IMAGE: Installation view of The Nearest Air: A Survey of Works by Waltercio Caldas at the Blanton Museum of Art. Photo: Mary Myers.
Entering Waltercio Caldas’s exhibition The Nearest Air immediately produces a sense of lightness in the viewer. Thanks to Caldas’s excellent exhibition design and the help of Blanton preparators, the Brazilian conceptual artist’s work seemingly glides across the gallery space. Primary-colored yarn floats down from the ceiling; glass sheets hang suspended; and angled pedestals and vitrines open the space for a layered effect, allowing for works to be viewed from multiple vantage points.
Simple compositions dot the exhibition, which the Blanton co-organized with the Fundação Iberê Camargo in Porto Alegre, Brazil. Caldas creates tableaux by closely installing individual works. One outstanding example consists of four works from the late 1970s through the early 1990s: Yarn hangs loosely from the ceiling in overlapping half ovals (The Nearest Air, 1991) while two works, both titled Sculpture for Nontransparent Materials (1985) and made of solid wood and marble hemispheres sit closely on the floor, facing each other. On the far wall, a small wall sculpture, Painted Tubes (1978) finishes out the scene. The flow of the colored lines, the polished hemispheres grounded to the floor and the airiness of the painted iron create kind of anti-gravity effect permeating the entire exhibition.

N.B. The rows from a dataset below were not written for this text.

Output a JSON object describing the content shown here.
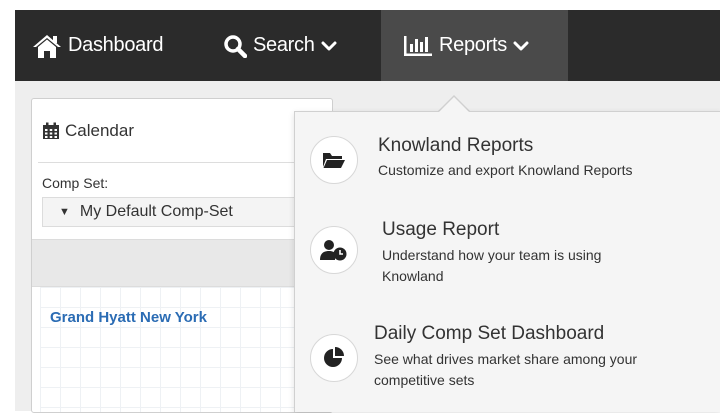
{
  "navbar": {
    "dashboard_label": "Dashboard",
    "search_label": "Search",
    "reports_label": "Reports"
  },
  "calendar": {
    "title": "Calendar",
    "comp_set_label": "Comp Set:",
    "comp_set_value": "My Default Comp-Set",
    "hotel_name": "Grand Hyatt New York"
  },
  "reports_menu": {
    "items": [
      {
        "title": "Knowland Reports",
        "description": "Customize and export Knowland Reports",
        "icon": "folder-open-icon"
      },
      {
        "title": "Usage Report",
        "description": "Understand how your team is using Knowland",
        "icon": "user-clock-icon"
      },
      {
        "title": "Daily Comp Set Dashboard",
        "description": "See what drives market share among your competitive sets",
        "icon": "pie-chart-icon"
      }
    ]
  },
  "colors": {
    "navbar_bg": "#2b2b2b",
    "navbar_active_bg": "#4a4a4a",
    "link_blue": "#2b6cb4",
    "dropdown_bg": "#f5f5f5"
  }
}
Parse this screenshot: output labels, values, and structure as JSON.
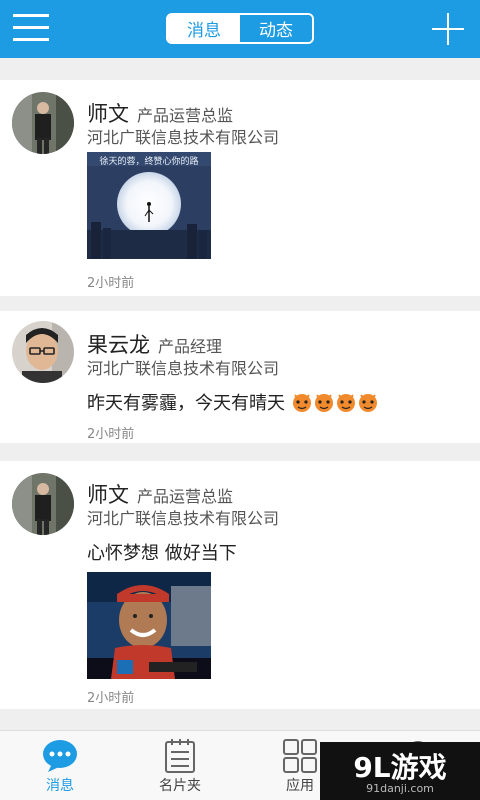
{
  "header": {
    "tabs": [
      {
        "label": "消息",
        "active": true
      },
      {
        "label": "动态",
        "active": false
      }
    ],
    "accent": "#1d9be3",
    "menu_icon": "hamburger-menu-icon",
    "add_icon": "plus-icon"
  },
  "feed": {
    "posts": [
      {
        "name": "师文",
        "title": "产品运营总监",
        "company": "河北广联信息技术有限公司",
        "text": "",
        "image_caption": "徐天的蓉，终赞心你的路",
        "time": "2小时前"
      },
      {
        "name": "果云龙",
        "title": "产品经理",
        "company": "河北广联信息技术有限公司",
        "text": "昨天有雾霾，今天有晴天",
        "emoji_count": 4,
        "time": "2小时前"
      },
      {
        "name": "师文",
        "title": "产品运营总监",
        "company": "河北广联信息技术有限公司",
        "text": "心怀梦想 做好当下",
        "time": "2小时前"
      }
    ]
  },
  "bottom_nav": {
    "items": [
      {
        "label": "消息",
        "icon": "chat-bubble-icon",
        "active": true
      },
      {
        "label": "名片夹",
        "icon": "notepad-icon",
        "active": false
      },
      {
        "label": "应用",
        "icon": "grid-apps-icon",
        "active": false
      },
      {
        "label": "",
        "icon": "search-icon",
        "active": false
      }
    ]
  },
  "watermark": {
    "main": "9L游戏",
    "url": "91danji.com"
  }
}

Art Apparatus (1978) is a sculpture made from painted iron and glass sheets. Situated on three legs, the work references an old 8×10 camera while emphasizing geometric shapes and industrial materials. The balance of the glass and iron is exact and heart stopping. This work, like many others in the exhibition, poetically combines disparate materials in delicate balance.
Guest-curated by former Blanton Latin American art curator Gabriel Pérez-Barreiro, who left the museum in 2007 for his current post as director and chief curator of the renowned Colección Patricia Phelps de Cisneros, The Nearest Air is one of the Blanton’s most successful surveys in many years. One can truly feel the symbiosis of solid matter with air.
On a side note: Even if you normally prefer visiting exhibitions in silence, I implore you to check out the listening device created by the artist and education departments. It’s not an audio tour, but a mixtape of the artist’s favorite songs, including Duke Ellington’s In a Sentimental Mood and Thelonious Monk’s Round Lights. It truly enhances the experience.